State v. Wood, 2023 – Ohio – 2045 was issued by the Fifth District Appellate Court and is binding in the following Ohio Counties: Ashland, Coshocton, Delaware, Fairfield, Guernsey, Holmes, Knox, Licking, Morgan, Morrow, Muskingum, Perry, Richland, Stark and Tuscarawas.

Lessons Learned:

  1. Miranda – Law enforcement is required to obtain a Miranda waiver if the officer conducts a custodial interview of the suspect. The first requirement is that the suspect must be in custody.  The custody of the suspect can either be physical or constructive.  For more on Miranda v. Arizona 384 U.S. 436 (1966) see Miranda – Both a Noun and a Verb.

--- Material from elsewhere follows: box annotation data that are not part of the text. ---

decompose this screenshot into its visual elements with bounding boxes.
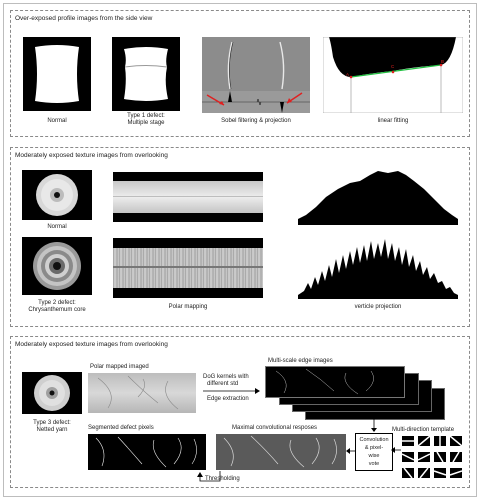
sobel-filtering-image: [202, 37, 310, 113]
direction-template-grid: [402, 436, 462, 478]
type3-caption-line2: Netted yarn: [36, 427, 68, 433]
polar-mapping-normal-image: [113, 172, 263, 222]
linear-fitting-caption: linear fitting: [377, 118, 409, 124]
template-6: [417, 452, 431, 462]
multiscale-label: Multi-scale edge images: [268, 358, 333, 364]
projection-normal-plot: [298, 167, 458, 225]
type1-defect-image: [112, 37, 180, 111]
panel-netted-yarn: [10, 336, 470, 488]
maximal-response-image: [216, 434, 346, 470]
arrow-to-convolution: [371, 419, 377, 432]
type1-caption-line1: Type 1 defect:: [127, 113, 165, 119]
template-1: [402, 436, 414, 446]
template-5: [402, 452, 415, 462]
panel-texture-images: [10, 147, 470, 327]
marker-b: B: [441, 59, 445, 64]
arrow-template-to-convolution: [391, 447, 401, 453]
type2-defect-caption: Type 2 defect: Chrysanthemum core: [14, 300, 100, 314]
arrow-thresholding: [197, 471, 221, 482]
template-3: [434, 436, 446, 446]
template-11: [433, 468, 447, 478]
type2-caption-line1: Type 2 defect:: [38, 300, 76, 306]
normal-profile-caption: Normal: [47, 118, 67, 124]
template-12: [449, 468, 462, 478]
normal-core-image: [22, 170, 92, 220]
conv-text-line3: wise: [368, 453, 380, 459]
figure-frame: [3, 3, 477, 497]
marker-a: A: [346, 72, 350, 77]
thresholding-label: Thresholding: [205, 476, 240, 482]
template-4: [449, 436, 462, 447]
template-7: [434, 451, 446, 463]
sobel-caption: Sobel filtering & projection: [221, 118, 291, 124]
panel3-title: Moderately exposed texture images from o…: [15, 341, 168, 348]
dog-label-line2: different std: [207, 381, 239, 387]
multiscale-edge-image-1: [265, 366, 405, 398]
template-10: [418, 467, 430, 478]
polar-mapped-texture-image: [88, 373, 196, 413]
conv-text-line2: & pixel-: [364, 445, 384, 451]
polar-mapping-caption: Polar mapping: [168, 304, 208, 310]
conv-text-line1: Convolution: [359, 437, 389, 443]
edge-extraction-label: Edge extraction: [207, 396, 249, 402]
convolution-box: Convolution & pixel- wise vote: [355, 433, 393, 471]
conv-text-line4: vote: [368, 461, 380, 467]
panel1-title: Over-exposed profile images from the sid…: [15, 15, 153, 22]
normal-core-caption: Normal: [47, 224, 67, 230]
segmented-label: Segmented defect pixels: [88, 425, 154, 431]
segmented-defect-image: [88, 434, 206, 470]
type3-defect-caption: Type 3 defect: Netted yarn: [14, 420, 90, 434]
type1-defect-caption: Type 1 defect: Multiple stage: [105, 113, 187, 127]
panel2-title: Moderately exposed texture images from o…: [15, 152, 168, 159]
maximal-label: Maximal convolutional resposes: [232, 425, 318, 431]
type3-caption-line1: Type 3 defect:: [33, 420, 71, 426]
polar-imaged-label: Polar mapped imaged: [90, 364, 149, 370]
template-9: [402, 467, 414, 478]
multidir-label: Multi-direction template: [392, 427, 455, 433]
normal-profile-image: [23, 37, 91, 111]
arrow-conv-to-maximal: [346, 448, 356, 454]
dog-label-line1: DoG kernels with: [203, 374, 249, 380]
arrow-to-multiscale: [203, 388, 260, 394]
netted-yarn-core-image: [22, 372, 82, 414]
projection-caption: verticle projection: [354, 304, 402, 310]
type2-caption-line2: Chrysanthemum core: [28, 307, 86, 313]
template-8: [450, 451, 462, 463]
chrysanthemum-core-image: [22, 237, 92, 295]
template-2: [417, 436, 431, 447]
projection-defect-plot: [298, 237, 458, 299]
type1-caption-line2: Multiple stage: [127, 120, 165, 126]
polar-mapping-defect-image: [113, 238, 263, 298]
panel-profile-images: [10, 10, 470, 137]
linear-fitting-image: A C B: [323, 37, 463, 113]
marker-c: C: [391, 64, 395, 69]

  2. Non-Custodial Interview – On Friday January 21, 2022 Sexual Predator Mr. Christopher Wood voluntarily came to the Massillon Police station. The case does not indicate if Mr. Wood was transported to the station by law enforcement or drove there himself.  If Mr. Wood was transported to the station by officers or detectives, his mode of transportation would have likely been explained.  Was he handcuffed and placed in the back of a police cruiser?  If the answer to this is yes, it is unlikely the courts would have determined Mr. Wood was at the station voluntarily.  If Mr. Wood was asked to go to the station and transported in the front seat of an unmarked car without handcuffs that would include a lot of factors as to why he would not have been in custody.  If Mr. Wood drove to the station himself then told he was free to go at any time to include being in a room that was not locked, then all of these factors lead to a reasonable conclusion that Mr. Wood was NOT in custody.
  3. Self-Serving and of Little Merit – Wood’s appeal focused primarily that he was impaired during the interview. During the Motion to Suppress “He testified on the morning of the interview, he had crushed Vicodin pills and snorted them.”.  If Mr. Wood was successful on his claim that he was impaired, then he may have succeeded to get his confession suppressed.  However, both the trial court and the Fifth District Appellate Court summarily dismissed this feeble argument.  The trial court held “The Court finds the majority of the defendant’s testimony to be self- serving and of little merit.”. The trial court was able to contrast Mr. Wood’s video interview with his in-person court testimony and did not find any significant contrast indicating he was impaired with snorted Vicodin or any other substance.
  4. Pre-Sent Arms! Massillon Police Detective David McConnell should be highly commended for his non-custodial interview and obtaining a confession from child sexual predator Christopher Wood. Well done Detective McConnell!